Crew described it as his “life’s work” to promote the commercial availability of emissions reduction technologies. His goal is to help make CCS cheaper and profitable without government help.

“The large-scale demonstration of these projects is going to continue to bring carbon capture and sequestration down in the cost curve,” Crew said. “It feels great to be now part of the Summit team because this company in particular is a real leader in trying to unlock those business models for private investment.”

Summit counts on a $450 million investment from the Department of Energy for the Texas Clean Energy Project. It also has the backing of the Export-Import Bank of China and development help from Chinese giant Sinopec Ltd.

This year the company announced collaborations with the China Huanqiu Contracting & Engineering Corp., an affiliate of the China National Petroleum Corp., and China Huaneng Group’s Clean Energy Research Institute (ClimateWire, July 11).

TCEP, as the Texas project is often called, has seen delays and financing constraints, much like other carbon capture ventures. Summit said Redman will continue focusing on the project from his new post.
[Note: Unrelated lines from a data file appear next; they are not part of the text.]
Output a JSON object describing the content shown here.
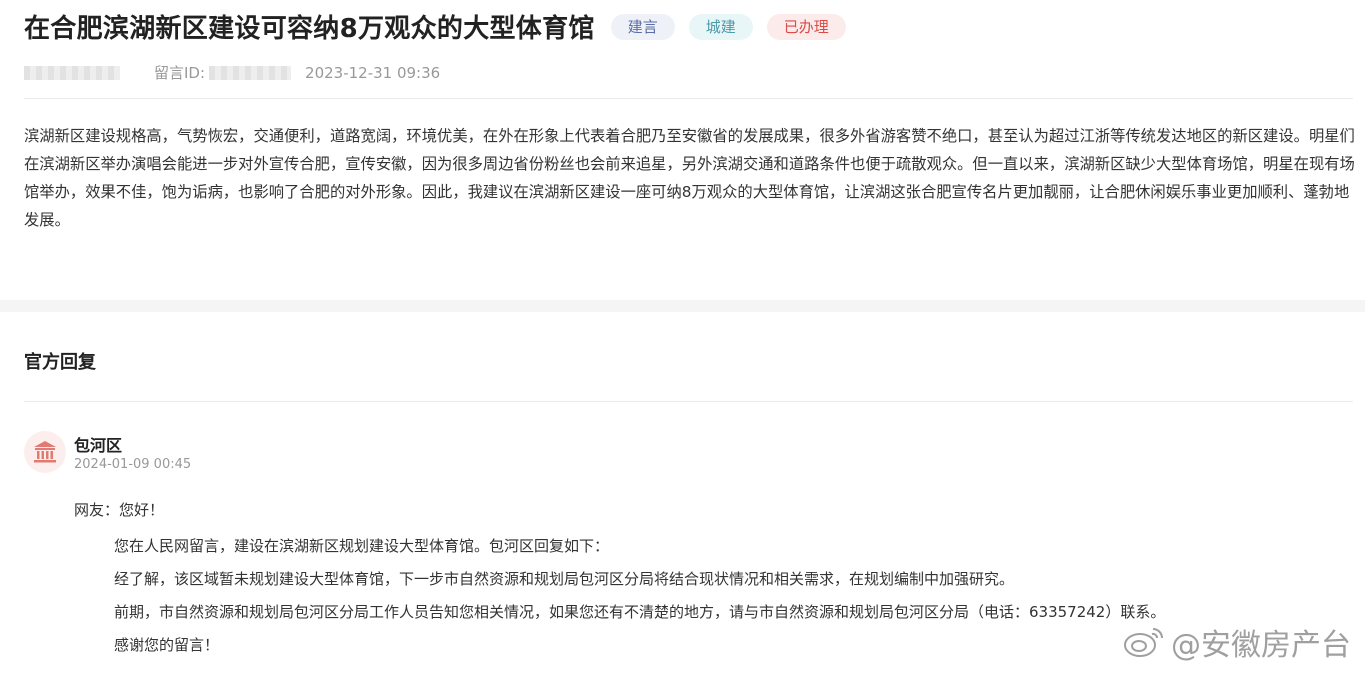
{
  "message": {
    "title": "在合肥滨湖新区建设可容纳8万观众的大型体育馆",
    "tags": [
      {
        "label": "建言",
        "color": "#5b6ea5"
      },
      {
        "label": "城建",
        "color": "#4a9aa8"
      },
      {
        "label": "已办理",
        "color": "#d94c48"
      }
    ],
    "id_label": "留言ID:",
    "date": "2023-12-31 09:36",
    "body": "滨湖新区建设规格高，气势恢宏，交通便利，道路宽阔，环境优美，在外在形象上代表着合肥乃至安徽省的发展成果，很多外省游客赞不绝口，甚至认为超过江浙等传统发达地区的新区建设。明星们在滨湖新区举办演唱会能进一步对外宣传合肥，宣传安徽，因为很多周边省份粉丝也会前来追星，另外滨湖交通和道路条件也便于疏散观众。但一直以来，滨湖新区缺少大型体育场馆，明星在现有场馆举办，效果不佳，饱为诟病，也影响了合肥的对外形象。因此，我建议在滨湖新区建设一座可纳8万观众的大型体育馆，让滨湖这张合肥宣传名片更加靓丽，让合肥休闲娱乐事业更加顺利、蓬勃地发展。"
  },
  "reply": {
    "heading": "官方回复",
    "org_name": "包河区",
    "org_icon": "government-building-icon",
    "date": "2024-01-09 00:45",
    "greeting": "网友：您好！",
    "paragraphs": [
      "您在人民网留言，建设在滨湖新区规划建设大型体育馆。包河区回复如下：",
      "经了解，该区域暂未规划建设大型体育馆，下一步市自然资源和规划局包河区分局将结合现状情况和相关需求，在规划编制中加强研究。",
      "前期，市自然资源和规划局包河区分局工作人员告知您相关情况，如果您还有不清楚的地方，请与市自然资源和规划局包河区分局（电话：63357242）联系。",
      "感谢您的留言！"
    ]
  },
  "watermark": {
    "text": "@安徽房产台",
    "icon": "weibo-icon"
  }
}
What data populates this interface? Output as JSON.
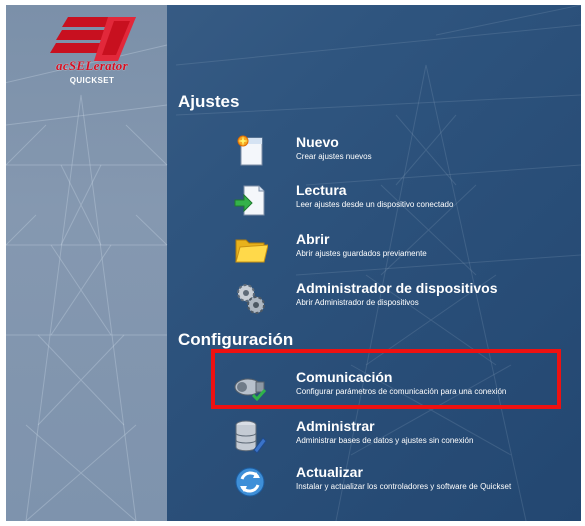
{
  "logo": {
    "brand": "acSELerator",
    "product": "QUICKSET"
  },
  "sections": {
    "ajustes": {
      "title": "Ajustes"
    },
    "configuracion": {
      "title": "Configuración"
    }
  },
  "items": {
    "nuevo": {
      "label": "Nuevo",
      "desc": "Crear ajustes nuevos",
      "icon": "new-document-icon"
    },
    "lectura": {
      "label": "Lectura",
      "desc": "Leer ajustes desde un dispositivo conectado",
      "icon": "read-document-icon"
    },
    "abrir": {
      "label": "Abrir",
      "desc": "Abrir ajustes guardados previamente",
      "icon": "folder-icon"
    },
    "administrador": {
      "label": "Administrador de dispositivos",
      "desc": "Abrir Administrador de dispositivos",
      "icon": "gears-icon"
    },
    "comunicacion": {
      "label": "Comunicación",
      "desc": "Configurar parámetros de comunicación para una conexión",
      "icon": "connector-icon"
    },
    "administrar": {
      "label": "Administrar",
      "desc": "Administrar bases de datos y ajustes sin conexión",
      "icon": "database-icon"
    },
    "actualizar": {
      "label": "Actualizar",
      "desc": "Instalar y actualizar los controladores y software de Quickset",
      "icon": "refresh-icon"
    }
  },
  "colors": {
    "background": "#2f557f",
    "sidebar": "#8598b0",
    "highlight": "#ee1111",
    "brand_red": "#d40f22"
  }
}
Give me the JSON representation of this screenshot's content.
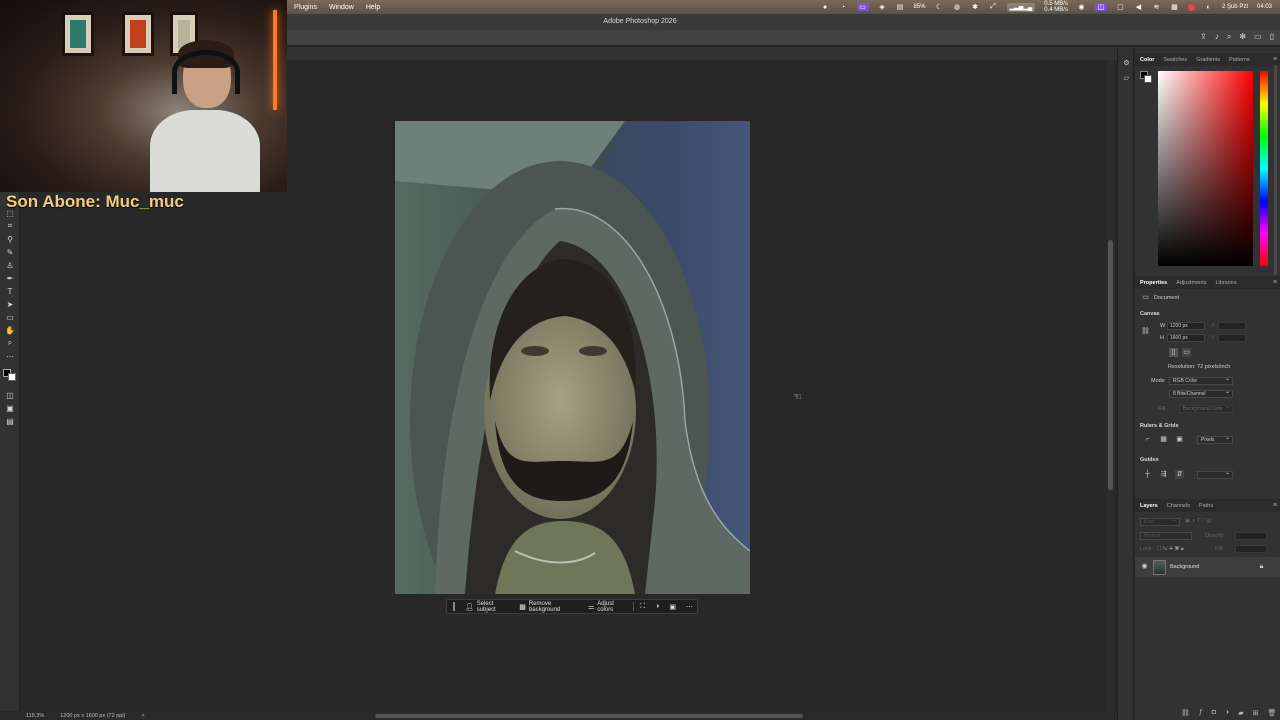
{
  "menubar": {
    "menus": [
      "Plugins",
      "Window",
      "Help"
    ],
    "battery": "85%",
    "network_up": "0.5 MB/s",
    "network_down": "0.4 MB/s",
    "date": "2 Şub Pzt",
    "time": "04:03"
  },
  "app": {
    "title": "Adobe Photoshop 2026"
  },
  "stream": {
    "last_subscriber": "Son Abone: Muc_muc"
  },
  "taskbar": {
    "select_subject": "Select subject",
    "remove_background": "Remove background",
    "adjust_colors": "Adjust colors"
  },
  "statusbar": {
    "zoom": "118,3%",
    "doc_info": "1200 px x 1600 px (72 ppi)",
    "arrow": ">"
  },
  "color_panel": {
    "tabs": [
      "Color",
      "Swatches",
      "Gradients",
      "Patterns"
    ],
    "foreground": "#000000",
    "background": "#ffffff"
  },
  "properties": {
    "tabs": [
      "Properties",
      "Adjustments",
      "Libraries"
    ],
    "document_label": "Document",
    "canvas_section": "Canvas",
    "width_label": "W",
    "width_value": "1200 px",
    "height_label": "H",
    "height_value": "1600 px",
    "x_label": "X",
    "y_label": "Y",
    "resolution": "Resolution: 72 pixels/inch",
    "mode_label": "Mode",
    "mode_value": "RGB Color",
    "bit_depth": "8 Bits/Channel",
    "fill_label": "Fill",
    "fill_value": "Background Color",
    "rulers_section": "Rulers & Grids",
    "units_value": "Pixels",
    "guides_section": "Guides"
  },
  "layers": {
    "tabs": [
      "Layers",
      "Channels",
      "Paths"
    ],
    "kind_label": "Kind",
    "blend_mode": "Normal",
    "opacity_label": "Opacity:",
    "lock_label": "Lock:",
    "fill_label": "Fill:",
    "layer_name": "Background"
  }
}
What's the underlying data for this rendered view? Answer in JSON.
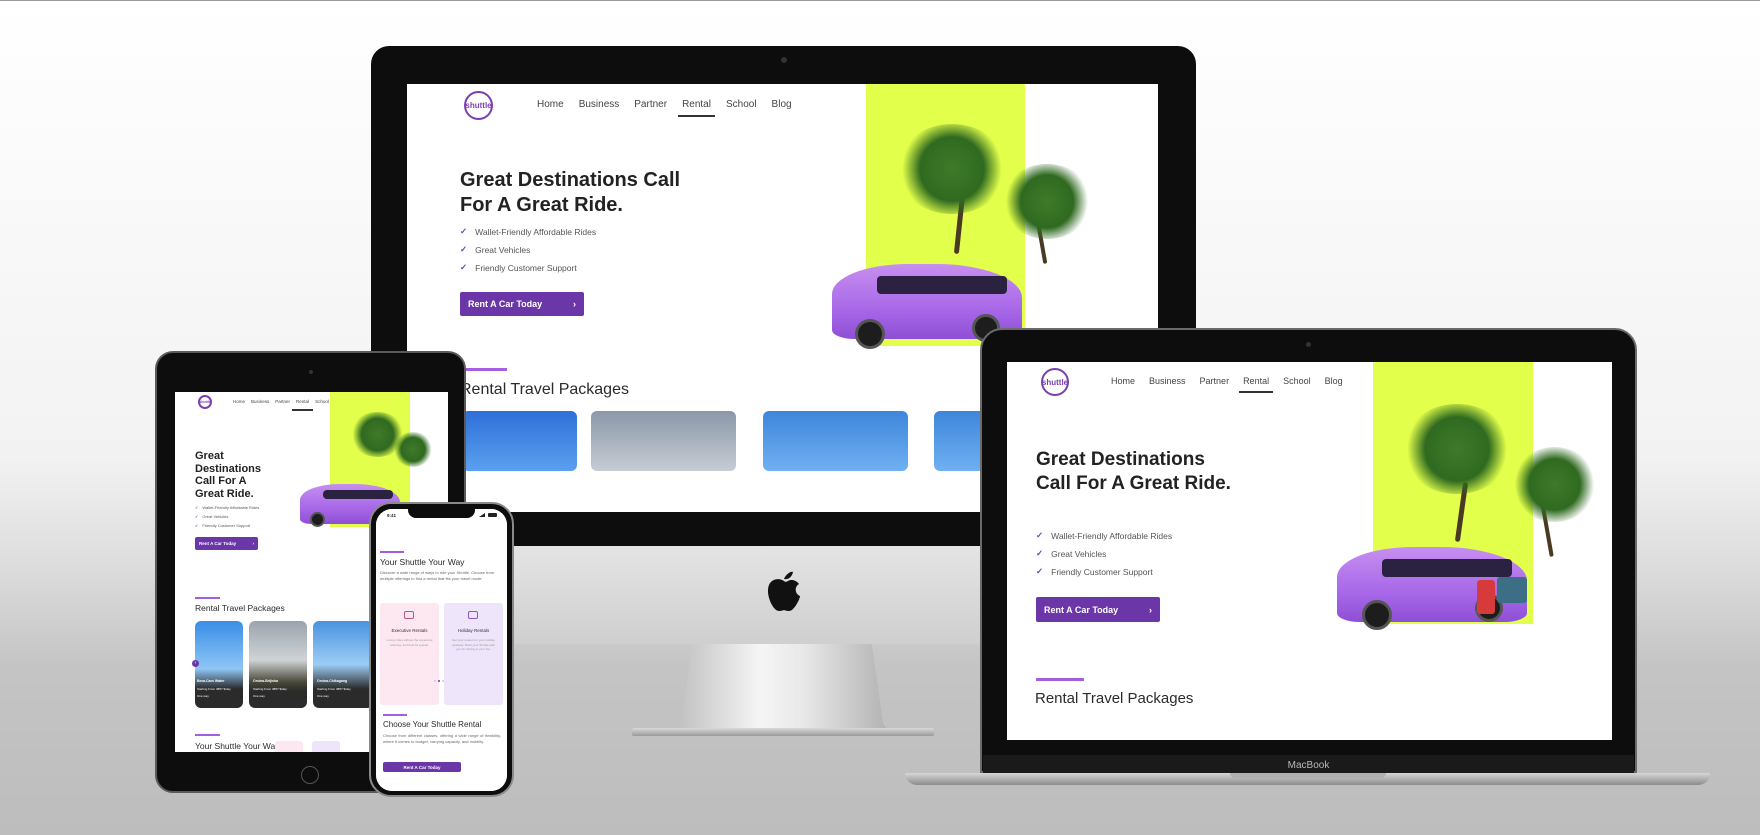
{
  "site": {
    "logo_text": "shuttle",
    "nav": [
      "Home",
      "Business",
      "Partner",
      "Rental",
      "School",
      "Blog"
    ],
    "active_nav": "Rental",
    "hero_title": "Great Destinations Call For A Great Ride.",
    "features": [
      "Wallet-Friendly Affordable Rides",
      "Great Vehicles",
      "Friendly Customer Support"
    ],
    "cta_label": "Rent A Car Today",
    "section_title": "Rental Travel Packages"
  },
  "tablet": {
    "cards": [
      {
        "title": "Bora-Cars Water",
        "line1": "Starting From 3857 $/day",
        "line2": "One way"
      },
      {
        "title": "Orsina-Brijisha",
        "line1": "Starting From 3857 $/day",
        "line2": "One way"
      },
      {
        "title": "Orsina-Chikagang",
        "line1": "Starting From 3857 $/day",
        "line2": "One way"
      }
    ],
    "section2_title": "Your Shuttle Your Way"
  },
  "phone": {
    "status_time": "9:41",
    "section_title": "Your Shuttle Your Way",
    "section_desc": "Discover a wide range of ways to ride your Shuttle. Choose from multiple offerings to find a rental that fits your travel mode.",
    "cards": [
      {
        "title": "Executive Rentals",
        "desc": "Luxury rides without the expensive ordering, and best for guests."
      },
      {
        "title": "Holiday Rentals",
        "desc": "Get your reason for your holiday getaway. Book your Shuttle with you for driving to your trip."
      }
    ],
    "choose_title": "Choose Your Shuttle Rental",
    "choose_desc": "Choose from different classes, offering a wide range of flexibility, where it comes to budget, carrying capacity, and mobility.",
    "cta_label": "Rent A Car Today"
  },
  "laptop": {
    "brand": "MacBook"
  },
  "colors": {
    "accent": "#6b36a8",
    "accent_light": "#a35fe0",
    "hero_bg": "#e2ff4b",
    "van": "#a868e8"
  }
}
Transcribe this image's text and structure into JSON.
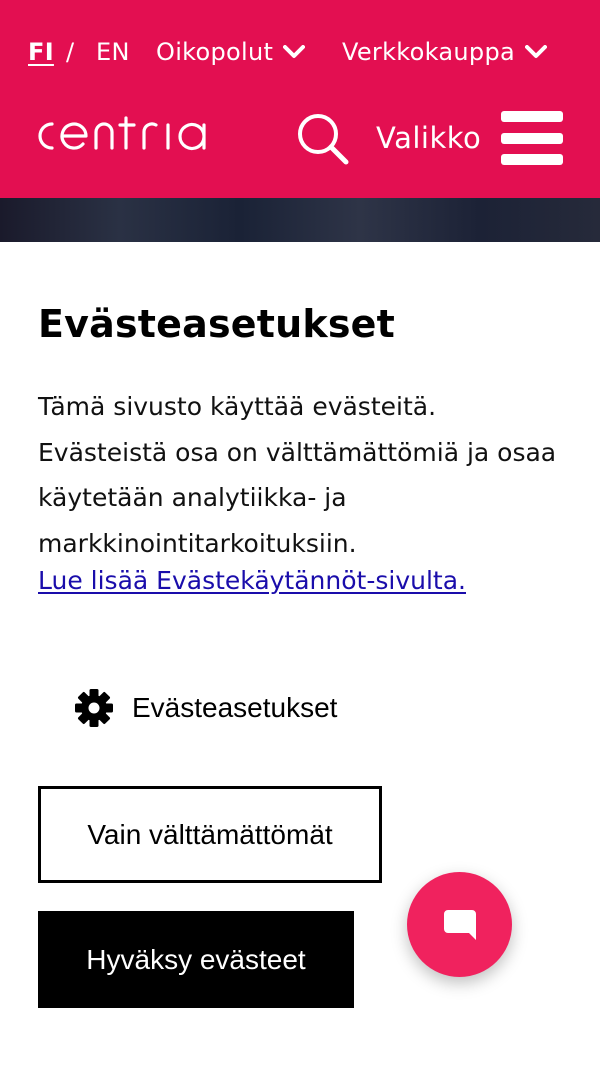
{
  "header": {
    "lang_fi": "FI",
    "lang_sep": "/",
    "lang_en": "EN",
    "shortcuts_label": "Oikopolut",
    "shop_label": "Verkkokauppa",
    "logo_text": "centria",
    "search_icon": "search-icon",
    "menu_label": "Valikko",
    "menu_icon": "hamburger-icon",
    "brand_color": "#e30f51"
  },
  "cookie_panel": {
    "title": "Evästeasetukset",
    "body": "Tämä sivusto käyttää evästeitä. Evästeistä osa on välttämättömiä ja osaa käytetään analytiikka- ja markkinointitarkoituksiin.",
    "read_more": "Lue lisää Evästekäytännöt-sivulta.",
    "settings_label": "Evästeasetukset",
    "settings_icon": "gear-icon",
    "necessary_only_button": "Vain välttämättömät",
    "accept_button": "Hyväksy evästeet"
  },
  "chat": {
    "icon": "chat-bubble-icon",
    "color": "#f0225e"
  }
}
And Crew said, “We’re continuing to develop it and we’re really optimistic in seeing it move forward.”

Earl Gjelde, Summit’s board chairman, called Crew the “best steward to bring this company forward and into the future.” Gjelde is a former Interior Department undersecretary and a former DOE chief operating officer under President Reagan.

Enhanced oil recovery technology was among Crew’s focus areas at GE. From 2011 to 2013, he led the company’s coal gasification business from Shanghai and helped broker a deal between GE and Chinese coal giant Shenhua.